The National Education Association, the largest U.S. teachers union, has already jumped into the 2016 presidential race, even though only one major candidate has announced a campaign.
NEA president Lily Eskelsen García told reporters on a conference call Wednesday that the union and its 3 million members are considering candidate endorsements earlier than ever. The goal, García said, is making education a top issue in the election.
"It is not too early to be thinking about who the next president of the United States is going to be, even though it's one and a half years away," said García. "We know that educators have to step up and have our voices heard in this 2016 presidential election."
In the past, García said, the NEA would send politicians questionnaires about their views on education after candidacies had been announced. This time, the union has already sent questionnaires to all viable candidates in both political parties, said Carrie Pugh, NEA political director. The union wants to determine potential candidates' stances on issues that include the role of standardized tests, ballooning costs for university education and the rising number of students who come from low-income families.

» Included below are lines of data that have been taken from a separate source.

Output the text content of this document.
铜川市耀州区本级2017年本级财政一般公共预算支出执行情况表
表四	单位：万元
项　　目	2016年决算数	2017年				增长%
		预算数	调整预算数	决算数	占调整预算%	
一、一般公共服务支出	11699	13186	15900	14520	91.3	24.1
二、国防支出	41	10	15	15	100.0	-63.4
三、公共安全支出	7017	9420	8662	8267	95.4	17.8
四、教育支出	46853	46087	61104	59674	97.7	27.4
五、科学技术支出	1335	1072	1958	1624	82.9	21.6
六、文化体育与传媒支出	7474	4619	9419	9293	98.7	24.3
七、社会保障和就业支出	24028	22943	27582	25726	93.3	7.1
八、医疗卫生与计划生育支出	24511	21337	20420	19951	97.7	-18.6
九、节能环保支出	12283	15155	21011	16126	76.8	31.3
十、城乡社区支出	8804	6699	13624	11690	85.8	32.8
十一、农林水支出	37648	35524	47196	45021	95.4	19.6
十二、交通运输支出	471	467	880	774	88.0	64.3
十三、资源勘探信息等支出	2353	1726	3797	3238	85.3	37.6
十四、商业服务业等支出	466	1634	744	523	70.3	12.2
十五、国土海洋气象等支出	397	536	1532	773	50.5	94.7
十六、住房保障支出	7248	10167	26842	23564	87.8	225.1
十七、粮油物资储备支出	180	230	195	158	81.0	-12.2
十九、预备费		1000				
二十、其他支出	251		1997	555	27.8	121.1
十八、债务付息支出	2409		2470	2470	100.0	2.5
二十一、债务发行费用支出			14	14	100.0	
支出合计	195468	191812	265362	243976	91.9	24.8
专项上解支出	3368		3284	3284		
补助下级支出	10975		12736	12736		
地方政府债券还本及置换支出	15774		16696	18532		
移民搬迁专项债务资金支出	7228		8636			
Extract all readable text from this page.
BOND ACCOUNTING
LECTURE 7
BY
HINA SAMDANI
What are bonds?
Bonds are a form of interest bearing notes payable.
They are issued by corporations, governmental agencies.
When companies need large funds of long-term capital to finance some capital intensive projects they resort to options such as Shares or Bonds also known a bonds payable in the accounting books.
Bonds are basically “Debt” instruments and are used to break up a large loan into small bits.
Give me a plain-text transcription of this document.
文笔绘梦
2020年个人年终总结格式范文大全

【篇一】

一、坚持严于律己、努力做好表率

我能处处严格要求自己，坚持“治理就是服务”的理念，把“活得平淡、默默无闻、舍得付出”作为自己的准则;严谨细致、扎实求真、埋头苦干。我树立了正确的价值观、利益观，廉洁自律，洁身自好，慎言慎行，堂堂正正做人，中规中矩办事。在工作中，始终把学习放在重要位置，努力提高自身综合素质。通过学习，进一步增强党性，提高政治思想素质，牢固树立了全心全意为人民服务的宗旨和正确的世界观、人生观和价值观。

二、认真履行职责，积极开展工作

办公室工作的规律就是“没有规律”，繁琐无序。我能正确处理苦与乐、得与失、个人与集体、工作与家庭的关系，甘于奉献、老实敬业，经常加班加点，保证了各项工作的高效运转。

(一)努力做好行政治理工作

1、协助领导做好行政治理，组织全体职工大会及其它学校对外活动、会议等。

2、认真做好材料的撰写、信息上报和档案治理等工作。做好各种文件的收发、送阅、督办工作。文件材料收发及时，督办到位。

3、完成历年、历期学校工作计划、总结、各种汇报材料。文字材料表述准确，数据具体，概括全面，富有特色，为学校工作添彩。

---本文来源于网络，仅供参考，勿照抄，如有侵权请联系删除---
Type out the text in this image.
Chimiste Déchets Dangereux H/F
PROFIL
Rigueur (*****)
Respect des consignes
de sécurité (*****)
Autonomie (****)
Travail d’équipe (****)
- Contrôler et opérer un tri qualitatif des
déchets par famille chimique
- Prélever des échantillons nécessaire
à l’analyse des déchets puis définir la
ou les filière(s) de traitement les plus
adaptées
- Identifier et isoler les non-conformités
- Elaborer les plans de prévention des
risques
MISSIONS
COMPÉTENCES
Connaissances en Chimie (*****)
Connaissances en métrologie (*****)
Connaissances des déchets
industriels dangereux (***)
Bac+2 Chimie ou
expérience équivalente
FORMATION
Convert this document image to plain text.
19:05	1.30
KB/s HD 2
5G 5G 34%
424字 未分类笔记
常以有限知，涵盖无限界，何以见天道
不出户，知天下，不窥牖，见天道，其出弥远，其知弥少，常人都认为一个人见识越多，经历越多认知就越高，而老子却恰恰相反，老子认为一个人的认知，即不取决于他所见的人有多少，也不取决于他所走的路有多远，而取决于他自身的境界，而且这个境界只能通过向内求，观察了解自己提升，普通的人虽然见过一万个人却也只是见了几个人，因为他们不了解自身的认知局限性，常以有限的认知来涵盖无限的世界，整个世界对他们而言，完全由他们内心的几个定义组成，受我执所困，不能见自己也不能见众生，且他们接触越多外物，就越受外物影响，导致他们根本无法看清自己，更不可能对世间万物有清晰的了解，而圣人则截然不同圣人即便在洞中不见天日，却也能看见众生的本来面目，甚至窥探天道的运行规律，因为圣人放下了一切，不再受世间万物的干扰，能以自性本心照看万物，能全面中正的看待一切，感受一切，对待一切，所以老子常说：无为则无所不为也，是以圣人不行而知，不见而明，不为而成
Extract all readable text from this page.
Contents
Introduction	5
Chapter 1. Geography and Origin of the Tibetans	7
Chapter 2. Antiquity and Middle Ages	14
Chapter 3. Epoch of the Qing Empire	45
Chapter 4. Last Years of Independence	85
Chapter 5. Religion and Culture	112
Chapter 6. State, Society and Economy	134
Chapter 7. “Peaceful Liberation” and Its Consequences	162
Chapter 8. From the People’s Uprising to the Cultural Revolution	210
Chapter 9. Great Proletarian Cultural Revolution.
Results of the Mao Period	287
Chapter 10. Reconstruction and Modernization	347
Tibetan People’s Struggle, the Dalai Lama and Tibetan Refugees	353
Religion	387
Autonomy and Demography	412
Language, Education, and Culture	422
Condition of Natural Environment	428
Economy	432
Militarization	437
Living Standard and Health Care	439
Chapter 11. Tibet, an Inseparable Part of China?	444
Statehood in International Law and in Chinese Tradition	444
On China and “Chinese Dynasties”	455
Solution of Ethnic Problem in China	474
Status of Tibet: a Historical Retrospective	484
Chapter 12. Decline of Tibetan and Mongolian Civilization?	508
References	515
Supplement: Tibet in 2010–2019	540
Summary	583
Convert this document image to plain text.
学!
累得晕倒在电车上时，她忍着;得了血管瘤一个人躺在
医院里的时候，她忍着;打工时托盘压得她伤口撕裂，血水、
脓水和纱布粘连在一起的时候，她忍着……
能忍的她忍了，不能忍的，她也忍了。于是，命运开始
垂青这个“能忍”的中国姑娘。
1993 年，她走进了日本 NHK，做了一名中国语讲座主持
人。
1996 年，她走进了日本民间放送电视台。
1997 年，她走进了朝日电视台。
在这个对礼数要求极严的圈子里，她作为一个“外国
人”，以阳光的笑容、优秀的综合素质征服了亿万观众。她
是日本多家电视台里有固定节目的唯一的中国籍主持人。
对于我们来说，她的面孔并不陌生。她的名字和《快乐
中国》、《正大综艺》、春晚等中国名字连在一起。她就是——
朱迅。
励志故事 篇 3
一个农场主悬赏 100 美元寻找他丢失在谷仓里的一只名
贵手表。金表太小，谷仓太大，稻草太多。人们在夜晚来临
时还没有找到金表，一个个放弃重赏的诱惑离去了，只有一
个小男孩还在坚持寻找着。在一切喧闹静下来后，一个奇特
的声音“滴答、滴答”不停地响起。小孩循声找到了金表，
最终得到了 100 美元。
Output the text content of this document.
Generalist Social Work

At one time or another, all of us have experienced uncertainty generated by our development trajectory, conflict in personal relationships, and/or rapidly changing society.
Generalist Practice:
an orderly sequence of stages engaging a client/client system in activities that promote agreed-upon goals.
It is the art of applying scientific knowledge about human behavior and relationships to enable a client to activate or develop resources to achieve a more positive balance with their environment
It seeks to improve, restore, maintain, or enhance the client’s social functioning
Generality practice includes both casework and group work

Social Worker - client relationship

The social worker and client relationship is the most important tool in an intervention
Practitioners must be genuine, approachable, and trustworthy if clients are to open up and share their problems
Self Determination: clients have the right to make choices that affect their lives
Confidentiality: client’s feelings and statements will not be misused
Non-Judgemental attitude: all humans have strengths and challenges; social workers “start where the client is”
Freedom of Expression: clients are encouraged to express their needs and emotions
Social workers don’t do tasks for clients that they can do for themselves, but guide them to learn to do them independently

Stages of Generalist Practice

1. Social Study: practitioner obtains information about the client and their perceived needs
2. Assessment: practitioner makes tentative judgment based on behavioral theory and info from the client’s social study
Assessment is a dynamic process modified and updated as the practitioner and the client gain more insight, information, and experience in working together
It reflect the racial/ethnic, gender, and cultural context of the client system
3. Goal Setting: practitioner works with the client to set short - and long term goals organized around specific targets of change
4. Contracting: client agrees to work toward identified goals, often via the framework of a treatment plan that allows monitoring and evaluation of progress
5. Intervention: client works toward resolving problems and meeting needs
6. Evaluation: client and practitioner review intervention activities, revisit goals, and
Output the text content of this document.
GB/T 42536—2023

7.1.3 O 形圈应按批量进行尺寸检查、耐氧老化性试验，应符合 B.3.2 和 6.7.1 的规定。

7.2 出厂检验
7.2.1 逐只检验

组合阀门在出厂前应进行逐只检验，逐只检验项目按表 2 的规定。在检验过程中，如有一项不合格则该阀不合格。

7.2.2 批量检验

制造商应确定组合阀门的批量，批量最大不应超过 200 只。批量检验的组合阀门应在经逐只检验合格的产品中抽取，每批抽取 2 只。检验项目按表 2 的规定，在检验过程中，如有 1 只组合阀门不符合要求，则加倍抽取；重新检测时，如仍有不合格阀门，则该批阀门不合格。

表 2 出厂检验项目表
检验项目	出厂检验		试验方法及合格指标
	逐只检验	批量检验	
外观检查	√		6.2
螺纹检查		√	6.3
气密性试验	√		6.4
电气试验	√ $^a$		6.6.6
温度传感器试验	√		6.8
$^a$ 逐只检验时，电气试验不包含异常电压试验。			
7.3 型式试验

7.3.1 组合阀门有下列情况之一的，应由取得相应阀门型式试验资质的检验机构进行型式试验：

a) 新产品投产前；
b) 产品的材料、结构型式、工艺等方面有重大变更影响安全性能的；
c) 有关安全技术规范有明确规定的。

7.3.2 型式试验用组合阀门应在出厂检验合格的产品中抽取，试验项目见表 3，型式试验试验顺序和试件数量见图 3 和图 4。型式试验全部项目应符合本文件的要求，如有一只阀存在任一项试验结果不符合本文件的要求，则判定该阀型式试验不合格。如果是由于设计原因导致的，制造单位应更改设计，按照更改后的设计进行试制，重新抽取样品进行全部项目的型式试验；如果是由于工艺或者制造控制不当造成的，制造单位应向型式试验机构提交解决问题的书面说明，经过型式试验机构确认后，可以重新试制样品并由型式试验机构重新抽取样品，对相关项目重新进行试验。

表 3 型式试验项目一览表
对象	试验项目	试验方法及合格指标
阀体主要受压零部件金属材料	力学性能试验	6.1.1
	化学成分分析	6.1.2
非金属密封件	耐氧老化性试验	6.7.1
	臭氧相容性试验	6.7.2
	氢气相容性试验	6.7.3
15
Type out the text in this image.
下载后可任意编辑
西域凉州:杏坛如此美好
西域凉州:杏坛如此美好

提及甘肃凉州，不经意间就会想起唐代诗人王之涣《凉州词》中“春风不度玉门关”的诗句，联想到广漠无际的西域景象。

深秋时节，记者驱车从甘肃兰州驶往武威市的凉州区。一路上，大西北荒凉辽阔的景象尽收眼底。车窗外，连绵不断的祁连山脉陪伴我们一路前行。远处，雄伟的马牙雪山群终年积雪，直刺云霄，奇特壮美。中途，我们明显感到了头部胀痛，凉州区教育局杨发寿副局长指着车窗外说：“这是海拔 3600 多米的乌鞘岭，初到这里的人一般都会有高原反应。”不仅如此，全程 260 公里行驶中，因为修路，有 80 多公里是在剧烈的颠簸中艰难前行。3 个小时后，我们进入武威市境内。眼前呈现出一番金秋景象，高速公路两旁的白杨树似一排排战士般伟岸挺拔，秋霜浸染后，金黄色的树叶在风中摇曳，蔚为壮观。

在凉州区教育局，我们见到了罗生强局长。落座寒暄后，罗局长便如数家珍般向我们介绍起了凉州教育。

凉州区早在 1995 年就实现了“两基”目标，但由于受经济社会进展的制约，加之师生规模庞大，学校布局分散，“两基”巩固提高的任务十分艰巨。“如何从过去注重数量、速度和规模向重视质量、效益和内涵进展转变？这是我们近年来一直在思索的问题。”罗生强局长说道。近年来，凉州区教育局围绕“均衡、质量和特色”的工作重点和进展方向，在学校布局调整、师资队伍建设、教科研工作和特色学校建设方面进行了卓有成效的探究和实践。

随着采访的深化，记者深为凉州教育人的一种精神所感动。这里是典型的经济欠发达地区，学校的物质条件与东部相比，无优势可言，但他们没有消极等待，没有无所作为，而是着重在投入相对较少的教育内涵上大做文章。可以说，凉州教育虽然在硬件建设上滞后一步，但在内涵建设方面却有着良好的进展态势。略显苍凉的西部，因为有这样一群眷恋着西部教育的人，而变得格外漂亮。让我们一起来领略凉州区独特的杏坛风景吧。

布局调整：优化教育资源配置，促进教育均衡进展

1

The NEA also has begun hiring organizers in states with early voting, including Iowa and New Hampshire, and is putting up billboards in Des Moines and Manchester.
"You can read a poll, and a poll will tell you teachers are trusted and Americans want strong public schools," said García. "A lot of people running for high office are not professional educators. We want them to know what we know are the right answers."
NEA leaders wouldn't say how much the union plans to spend on the election. During the 2014 midterm elections, the NEA and smaller American Federation of Teachers spent unprecedented sums.
The AFT also has begun engaging members on who to endorse in the 2016 campaign, a spokesperson told The Huffington Post, though it's no earlier than in past presidential races.